PUMA is a potent inducer of mitochondrial apoptosis:
- Direct activation: PUMA can directly activate Bax/Bak to induce mitochondrial outer membrane permeabilization (MOMP)
- Bcl-2 neutralization: PUMA binds with high affinity to anti-apoptotic Bcl-2, Bcl-xL, and Mcl-1, liberating pro-apoptotic Bax/Bak
- Cytochrome c release: MOMP leads to cytochrome c release, apoptosome formation, and caspase activation
- p53-dependent: DNA damage, oxidative stress, and other stimuli activate p53, which directly transactivates PUMA
- p53-independent: FOXO1, FOXO3, NF-kappaB, and E2F1 can also induce PUMA expression
In PD:[1]
- Dopaminergic neuron apoptosis: PUMA is dramatically upregulated in response to 6-OHDA, MPTP, and alpha-synuclein toxicity[1]
- Oxidative stress: Reactive oxygen species activate p53-PUMA pathway in dopaminergic neurons
- Therapeutic target: PUMA inhibition protects against dopaminergic neuron loss in animal models
In AD:[1]
- Amyloid-beta toxicity: Abeta induces PUMA expression through both p53-dependent and independent mechanisms[1]
- Synaptic loss: PUMA-mediated apoptosis contributes to progressive synaptic degeneration
- Neuronal vulnerability: Hippocampal neurons show increased PUMA expression in AD brains
In ALS:[3][4]
- Motor neuron death: PUMA is activated in spinal motor neurons by mutant SOD1, TDP-43, and FUS pathology[3]
- Energy failure: Mitochondrial dysfunction triggers PUMA-mediated apoptosis[3]

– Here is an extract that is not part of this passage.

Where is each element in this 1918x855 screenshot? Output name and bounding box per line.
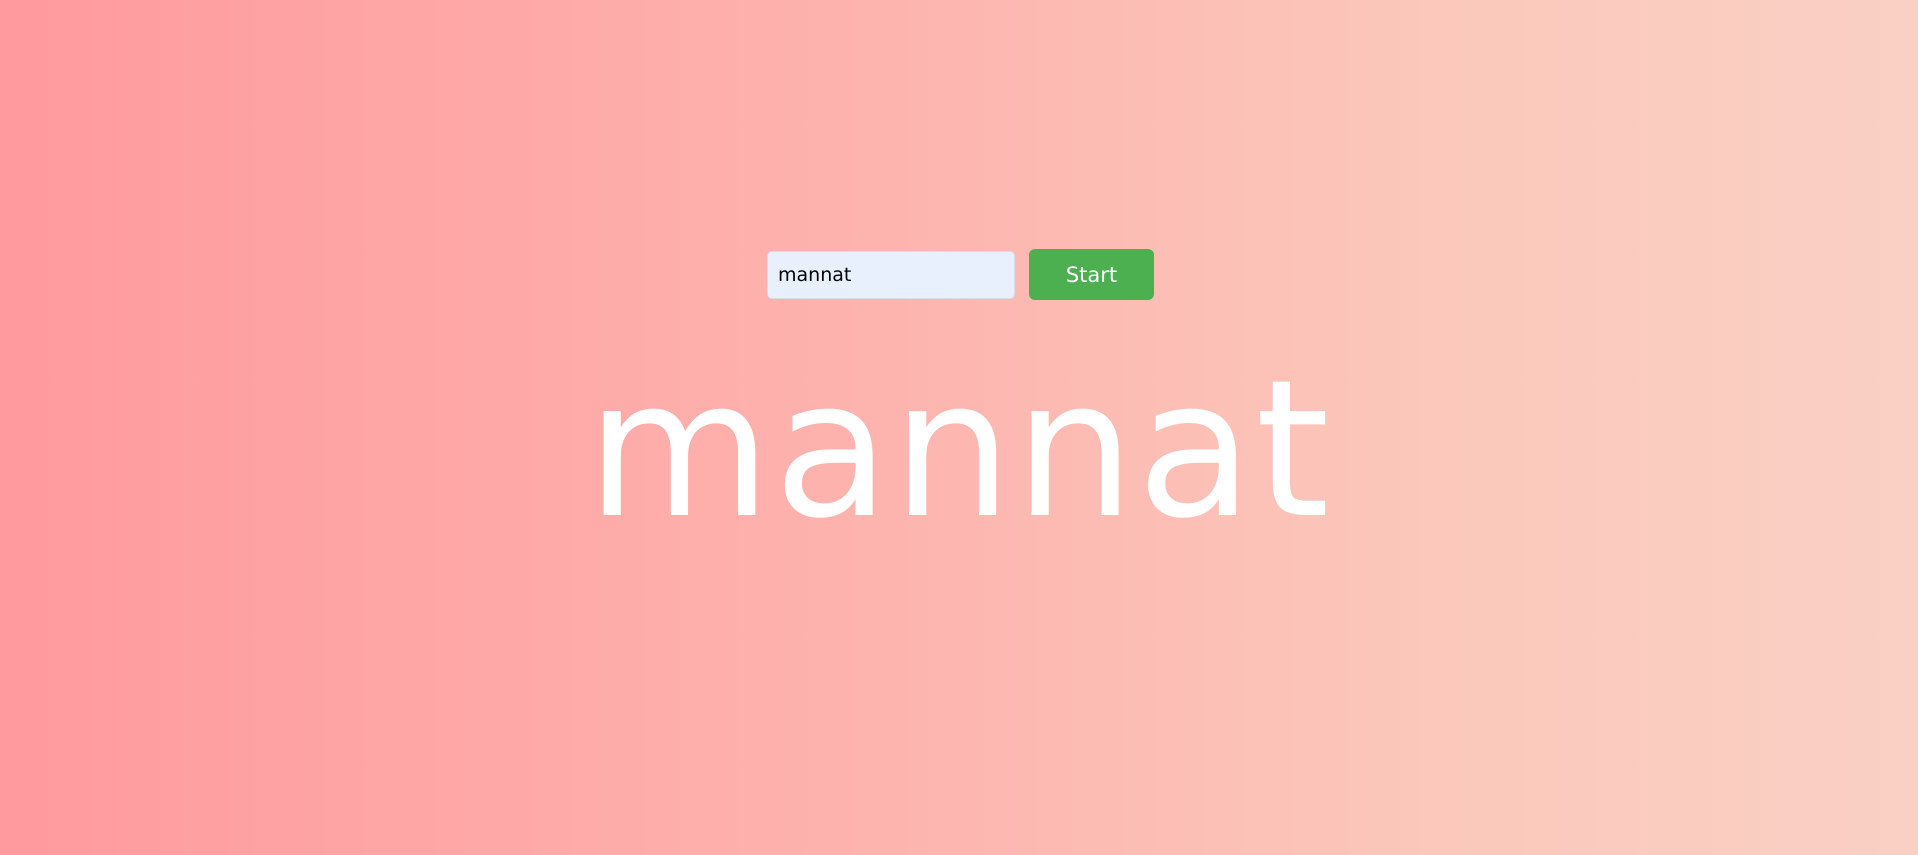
name-input[interactable] (767, 250, 1015, 299)
start-button[interactable]: Start (1029, 249, 1154, 300)
display-name-text: mannat (586, 339, 1332, 560)
name-form: Start (767, 249, 1154, 300)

- Therapeutic potential: Genetic PUMA deletion protects motor neurons in ALS mouse models[3]
In HD:
- Mutant huntingtin toxicity: mHTT activates PUMA through p53-dependent and independent pathways
- Striatal neuron vulnerability: Medium spiny neurons show heightened sensitivity to PUMA-induced apoptosis
- BH3 mimetics: Small molecules that mimic PUMA's BH3 domain to activate apoptosis in cancer; conversely, BH3 antagonists may protect neurons
- p53 inhibitors: Drugs that block p53-PUMA pathway in neurons
- Gene therapy: RNA interference to knockdown PUMA expression
- Neuroprotective compounds: Natural and synthetic compounds that suppress PUMA activation
The study of Puma Protein has evolved significantly over the past decades. Research in this area has revealed important insights into the underlying mechanisms of neurodegeneration and continues to drive therapeutic development.
Historical context and key discoveries in this field have shaped our current understanding and will continue to guide future research directions.
- [1] Yu J, Zhang L. PUMA, a potent killer with p53 cross-talk. Cell Death Differ. 2008;15(8):1231-1237. PMID:18483343.
- [2] Nakano K, Vousden KH. PUMA, a novel proapoptotic gene, is induced by p53. Mol Cell. 2001;7(3):683-694. PMID:11463392.
- [3] Martin LJ. The mitochondrial permeability transition pore mediates cell death in ALS. J Bioenerg Biomembr. 2011;43(6):587-596. PMID:21882092.
- [4] Kinoshita T, Goto Y. PUMA mediates mitochondrial apoptosis in ALS. Neurochem Int. 2020;140:104825. PMID:32726612.